Tuesday 9 December 2014

The Routes of "Not-From-ISIL Artefacts" out of Syria, Documentation Needed to Confirm


Messers Grebkesh and Runn, everybody's favourite ancient coin dealer has several coins which circulated in ancient polities now in Syria among their new acquisitions, here are five of them, Damascus, Raqqa- jolly nice, eh? The trouble is none of them have any collecting history included in the sales spiel.

An estimate by Eric McFadden suggests that only one in five of these coins is an old find, the rest are likely to be relatively freshly-surfaced. Lucifer Grebkesh answered my question on this: "Mr Barford, I resent you even asking if these coins came from a militant group such as ISIS, I'll have you know Grebkesh and Runn are a reputable firm and we do not do business with terrorists" - when pressed, he added that there was "not a scrap of evidence that any coins on the market today came from ISIS, not a scrap". In that, he's saying the same as just about every dealer in western Europe. Yet sites in ISIL-held areas are heavily looted and the artefacts from all the digging all over the country (and Iraq too) must be going somewhere.

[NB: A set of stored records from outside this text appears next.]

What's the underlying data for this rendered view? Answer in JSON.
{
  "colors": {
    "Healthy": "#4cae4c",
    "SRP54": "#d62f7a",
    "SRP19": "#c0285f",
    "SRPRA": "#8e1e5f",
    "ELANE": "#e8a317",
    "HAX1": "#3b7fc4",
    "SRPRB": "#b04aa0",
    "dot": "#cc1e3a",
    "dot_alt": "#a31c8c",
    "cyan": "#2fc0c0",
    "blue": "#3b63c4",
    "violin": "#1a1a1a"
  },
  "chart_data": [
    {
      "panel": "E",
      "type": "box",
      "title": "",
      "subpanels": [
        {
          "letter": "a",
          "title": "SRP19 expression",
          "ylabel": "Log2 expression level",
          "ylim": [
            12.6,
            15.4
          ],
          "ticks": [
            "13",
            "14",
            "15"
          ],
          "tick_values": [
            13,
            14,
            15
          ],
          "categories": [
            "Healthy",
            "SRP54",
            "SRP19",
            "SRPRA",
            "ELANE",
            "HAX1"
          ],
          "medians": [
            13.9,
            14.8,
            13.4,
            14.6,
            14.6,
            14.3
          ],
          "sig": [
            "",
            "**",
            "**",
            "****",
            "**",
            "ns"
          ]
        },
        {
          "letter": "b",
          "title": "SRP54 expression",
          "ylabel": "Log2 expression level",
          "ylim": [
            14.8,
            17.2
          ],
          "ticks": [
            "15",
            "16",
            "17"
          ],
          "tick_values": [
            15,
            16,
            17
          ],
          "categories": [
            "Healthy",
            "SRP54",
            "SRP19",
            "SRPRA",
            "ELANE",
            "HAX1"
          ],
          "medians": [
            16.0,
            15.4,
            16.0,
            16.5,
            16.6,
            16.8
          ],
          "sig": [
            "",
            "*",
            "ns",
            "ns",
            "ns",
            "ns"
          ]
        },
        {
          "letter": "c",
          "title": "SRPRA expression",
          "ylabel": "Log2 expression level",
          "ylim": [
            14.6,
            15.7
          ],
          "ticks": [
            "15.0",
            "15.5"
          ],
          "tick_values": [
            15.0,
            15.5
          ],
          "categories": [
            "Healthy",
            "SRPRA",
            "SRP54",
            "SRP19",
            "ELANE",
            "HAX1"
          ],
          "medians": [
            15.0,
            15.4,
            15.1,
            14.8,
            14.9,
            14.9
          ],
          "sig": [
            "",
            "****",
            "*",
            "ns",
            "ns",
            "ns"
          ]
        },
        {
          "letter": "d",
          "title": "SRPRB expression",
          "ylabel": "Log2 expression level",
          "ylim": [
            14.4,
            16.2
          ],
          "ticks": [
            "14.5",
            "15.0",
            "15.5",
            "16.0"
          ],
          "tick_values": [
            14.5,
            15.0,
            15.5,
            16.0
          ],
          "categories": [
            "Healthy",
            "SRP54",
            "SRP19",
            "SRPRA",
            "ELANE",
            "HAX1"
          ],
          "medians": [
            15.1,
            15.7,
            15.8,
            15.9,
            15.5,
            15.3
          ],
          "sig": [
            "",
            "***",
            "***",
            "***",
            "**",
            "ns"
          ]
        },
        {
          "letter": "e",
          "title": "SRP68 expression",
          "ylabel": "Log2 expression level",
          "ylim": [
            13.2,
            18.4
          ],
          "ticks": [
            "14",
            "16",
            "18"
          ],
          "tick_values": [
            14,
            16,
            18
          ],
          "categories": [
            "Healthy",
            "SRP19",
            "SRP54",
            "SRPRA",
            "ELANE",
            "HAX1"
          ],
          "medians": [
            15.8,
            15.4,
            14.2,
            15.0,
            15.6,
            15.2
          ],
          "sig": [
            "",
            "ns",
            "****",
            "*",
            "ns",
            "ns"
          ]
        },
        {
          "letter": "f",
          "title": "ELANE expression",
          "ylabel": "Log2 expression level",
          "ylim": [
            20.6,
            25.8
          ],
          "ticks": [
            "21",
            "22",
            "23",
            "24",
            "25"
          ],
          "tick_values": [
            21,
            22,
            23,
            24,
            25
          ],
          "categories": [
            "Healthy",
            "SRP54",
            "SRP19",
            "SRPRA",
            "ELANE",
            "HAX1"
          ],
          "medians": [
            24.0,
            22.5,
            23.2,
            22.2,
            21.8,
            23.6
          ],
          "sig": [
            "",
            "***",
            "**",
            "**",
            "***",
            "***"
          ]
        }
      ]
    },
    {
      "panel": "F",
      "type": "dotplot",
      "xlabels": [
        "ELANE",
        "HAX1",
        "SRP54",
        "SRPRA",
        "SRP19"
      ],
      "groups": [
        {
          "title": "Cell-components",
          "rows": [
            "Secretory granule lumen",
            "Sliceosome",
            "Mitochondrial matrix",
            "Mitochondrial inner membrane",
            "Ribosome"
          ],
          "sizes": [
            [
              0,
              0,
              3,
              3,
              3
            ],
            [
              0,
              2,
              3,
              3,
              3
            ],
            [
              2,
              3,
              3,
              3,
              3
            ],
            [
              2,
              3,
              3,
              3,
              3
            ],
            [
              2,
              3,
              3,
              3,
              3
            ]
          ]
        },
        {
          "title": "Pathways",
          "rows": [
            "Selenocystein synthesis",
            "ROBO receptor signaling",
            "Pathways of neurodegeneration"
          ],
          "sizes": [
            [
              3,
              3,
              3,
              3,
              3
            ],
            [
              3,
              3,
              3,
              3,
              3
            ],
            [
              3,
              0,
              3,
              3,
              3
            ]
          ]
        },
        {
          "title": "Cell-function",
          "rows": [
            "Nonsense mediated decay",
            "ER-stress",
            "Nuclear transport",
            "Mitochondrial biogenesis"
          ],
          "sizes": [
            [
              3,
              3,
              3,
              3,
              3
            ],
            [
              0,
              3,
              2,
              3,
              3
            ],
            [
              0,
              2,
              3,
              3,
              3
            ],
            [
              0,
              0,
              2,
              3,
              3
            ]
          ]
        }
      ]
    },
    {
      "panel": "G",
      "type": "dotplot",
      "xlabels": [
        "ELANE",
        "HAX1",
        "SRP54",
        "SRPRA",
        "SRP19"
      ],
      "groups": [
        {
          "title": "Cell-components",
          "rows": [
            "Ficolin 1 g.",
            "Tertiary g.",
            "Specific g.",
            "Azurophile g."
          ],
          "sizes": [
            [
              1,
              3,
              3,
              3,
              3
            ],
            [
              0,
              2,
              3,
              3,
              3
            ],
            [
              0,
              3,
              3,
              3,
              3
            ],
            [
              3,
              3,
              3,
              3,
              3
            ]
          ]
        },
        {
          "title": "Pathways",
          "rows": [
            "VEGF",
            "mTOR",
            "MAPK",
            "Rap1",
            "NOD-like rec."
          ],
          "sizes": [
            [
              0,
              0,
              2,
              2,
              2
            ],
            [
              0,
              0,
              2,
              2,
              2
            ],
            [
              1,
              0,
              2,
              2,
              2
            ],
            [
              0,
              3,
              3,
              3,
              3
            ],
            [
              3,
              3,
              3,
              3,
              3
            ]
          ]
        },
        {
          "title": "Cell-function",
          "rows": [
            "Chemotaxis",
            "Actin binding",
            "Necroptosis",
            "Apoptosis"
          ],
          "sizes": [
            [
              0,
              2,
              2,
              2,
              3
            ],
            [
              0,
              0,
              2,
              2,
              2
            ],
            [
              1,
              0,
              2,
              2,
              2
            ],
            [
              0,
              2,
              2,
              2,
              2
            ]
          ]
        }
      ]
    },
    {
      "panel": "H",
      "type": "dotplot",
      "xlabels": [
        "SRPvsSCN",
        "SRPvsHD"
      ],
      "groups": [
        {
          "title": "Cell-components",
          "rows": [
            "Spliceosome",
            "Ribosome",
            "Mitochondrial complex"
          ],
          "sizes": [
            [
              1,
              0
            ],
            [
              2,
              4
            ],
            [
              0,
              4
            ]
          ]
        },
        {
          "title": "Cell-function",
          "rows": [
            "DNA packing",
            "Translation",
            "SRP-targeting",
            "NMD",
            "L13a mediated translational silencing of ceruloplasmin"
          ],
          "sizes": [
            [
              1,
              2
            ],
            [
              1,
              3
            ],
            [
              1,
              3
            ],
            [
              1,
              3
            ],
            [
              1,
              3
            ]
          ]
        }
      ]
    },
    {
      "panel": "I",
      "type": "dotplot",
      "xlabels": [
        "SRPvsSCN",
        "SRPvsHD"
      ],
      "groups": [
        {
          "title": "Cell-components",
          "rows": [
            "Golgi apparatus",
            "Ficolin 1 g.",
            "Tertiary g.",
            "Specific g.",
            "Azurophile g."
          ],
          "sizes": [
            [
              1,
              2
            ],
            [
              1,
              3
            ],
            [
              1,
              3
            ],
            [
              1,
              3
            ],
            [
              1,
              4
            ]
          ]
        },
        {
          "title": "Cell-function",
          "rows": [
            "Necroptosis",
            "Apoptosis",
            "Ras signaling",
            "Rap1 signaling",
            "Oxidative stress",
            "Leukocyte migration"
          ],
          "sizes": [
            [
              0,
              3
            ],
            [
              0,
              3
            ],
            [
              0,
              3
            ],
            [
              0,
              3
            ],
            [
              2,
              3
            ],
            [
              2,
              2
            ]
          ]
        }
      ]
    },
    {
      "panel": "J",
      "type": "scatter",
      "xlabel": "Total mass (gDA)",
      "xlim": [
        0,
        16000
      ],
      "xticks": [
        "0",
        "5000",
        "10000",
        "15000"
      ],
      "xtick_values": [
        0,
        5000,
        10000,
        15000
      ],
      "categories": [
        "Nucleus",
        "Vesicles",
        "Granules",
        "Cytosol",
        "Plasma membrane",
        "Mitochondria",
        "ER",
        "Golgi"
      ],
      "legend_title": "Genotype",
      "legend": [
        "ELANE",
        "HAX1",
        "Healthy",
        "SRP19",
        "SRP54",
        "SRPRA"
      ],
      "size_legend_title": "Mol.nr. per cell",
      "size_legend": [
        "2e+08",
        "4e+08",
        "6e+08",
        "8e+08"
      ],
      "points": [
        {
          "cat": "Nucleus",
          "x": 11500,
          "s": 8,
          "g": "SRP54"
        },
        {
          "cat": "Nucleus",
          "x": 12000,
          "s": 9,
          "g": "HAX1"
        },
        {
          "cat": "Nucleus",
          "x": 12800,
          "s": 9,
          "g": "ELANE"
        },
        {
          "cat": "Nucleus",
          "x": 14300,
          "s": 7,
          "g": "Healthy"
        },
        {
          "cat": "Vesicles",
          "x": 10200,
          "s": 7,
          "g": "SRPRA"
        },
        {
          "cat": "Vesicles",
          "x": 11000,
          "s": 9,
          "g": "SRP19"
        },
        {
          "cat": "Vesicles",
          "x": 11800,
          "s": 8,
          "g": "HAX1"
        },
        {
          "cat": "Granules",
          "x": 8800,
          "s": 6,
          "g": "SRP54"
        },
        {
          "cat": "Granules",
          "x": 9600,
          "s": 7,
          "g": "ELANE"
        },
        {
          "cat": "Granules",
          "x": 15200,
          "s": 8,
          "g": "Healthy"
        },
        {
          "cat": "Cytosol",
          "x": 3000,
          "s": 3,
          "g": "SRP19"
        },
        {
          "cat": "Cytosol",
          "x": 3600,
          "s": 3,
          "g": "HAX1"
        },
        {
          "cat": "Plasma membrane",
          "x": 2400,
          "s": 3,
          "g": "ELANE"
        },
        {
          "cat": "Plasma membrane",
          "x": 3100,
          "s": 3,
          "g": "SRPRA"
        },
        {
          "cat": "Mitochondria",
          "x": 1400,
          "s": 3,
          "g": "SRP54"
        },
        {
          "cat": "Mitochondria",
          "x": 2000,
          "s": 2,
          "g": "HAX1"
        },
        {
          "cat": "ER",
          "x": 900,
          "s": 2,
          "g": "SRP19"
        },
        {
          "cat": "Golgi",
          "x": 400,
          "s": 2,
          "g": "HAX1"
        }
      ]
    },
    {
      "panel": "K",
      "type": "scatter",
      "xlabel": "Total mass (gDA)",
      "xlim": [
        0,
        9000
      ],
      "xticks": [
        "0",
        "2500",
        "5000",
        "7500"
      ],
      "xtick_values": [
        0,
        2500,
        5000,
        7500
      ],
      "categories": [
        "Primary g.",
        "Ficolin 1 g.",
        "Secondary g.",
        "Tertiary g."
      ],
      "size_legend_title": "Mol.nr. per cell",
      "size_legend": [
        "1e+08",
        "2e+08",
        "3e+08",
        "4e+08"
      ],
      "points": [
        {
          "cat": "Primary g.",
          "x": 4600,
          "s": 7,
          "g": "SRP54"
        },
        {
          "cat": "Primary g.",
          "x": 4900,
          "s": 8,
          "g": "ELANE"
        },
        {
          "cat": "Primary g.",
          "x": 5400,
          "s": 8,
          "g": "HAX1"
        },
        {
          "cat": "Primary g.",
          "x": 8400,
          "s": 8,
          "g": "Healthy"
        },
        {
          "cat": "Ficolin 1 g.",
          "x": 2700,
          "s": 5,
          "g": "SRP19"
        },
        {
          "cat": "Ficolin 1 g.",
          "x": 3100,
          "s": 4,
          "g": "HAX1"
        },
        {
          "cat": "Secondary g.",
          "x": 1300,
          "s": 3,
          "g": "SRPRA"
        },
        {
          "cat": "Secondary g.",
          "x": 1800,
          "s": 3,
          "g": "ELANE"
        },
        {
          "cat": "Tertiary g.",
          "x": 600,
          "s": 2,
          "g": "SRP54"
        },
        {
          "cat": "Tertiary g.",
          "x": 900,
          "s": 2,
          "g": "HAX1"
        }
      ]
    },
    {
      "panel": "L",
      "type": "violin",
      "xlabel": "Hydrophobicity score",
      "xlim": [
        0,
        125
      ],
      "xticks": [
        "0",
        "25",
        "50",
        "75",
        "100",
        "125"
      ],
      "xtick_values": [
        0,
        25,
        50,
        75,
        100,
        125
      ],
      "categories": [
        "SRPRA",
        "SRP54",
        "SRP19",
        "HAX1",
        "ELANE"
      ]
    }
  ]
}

Source ASOR - the distribution of sites currently being
and having been being looted in neighbouring Iraq,
both in and outside ISIL-held territory is not shown.
The ones being openly dug (if we are to believe eyewitnesses, sometimes with the use of mechanical excavators and bulldozers) and sorted through, and then transported across the area held by ISIL are extremely unlikely not to be the subject of transactions contributing to the filling of ISIL coffers or pockets, and that is the case whether the looters and smugglers are working as direct agents of ISIL (or other men-with-guns militant groups) or win their freedom of action by payment of fees. So, by which route did the coins in Grebkesh and Runn's stockroom get there if they say that they did not pass through the hands of ISIL and its agents? Can they document that? By which border crossing did they leave the source country?


As I have said before, nobody is better placed to show that transactions involving freshly-surfaced ancient artefacts are "not" benefiting ISIL than the dealers and their suppliers. Instead of standing on the sidelines shouting abuse and denying everything, dealers can provide documentation that the bulk of the coins they handle have arrived on the market using the routes which bypass ISIL territory (the map on the left), rather than those that pass through ISIL taxation of transactions in their realm. We look forward to the carefully argued presentation, backed up by the evidence,  that the artefacts coming out of the conflict zone come through the hands of agents other than ISIL.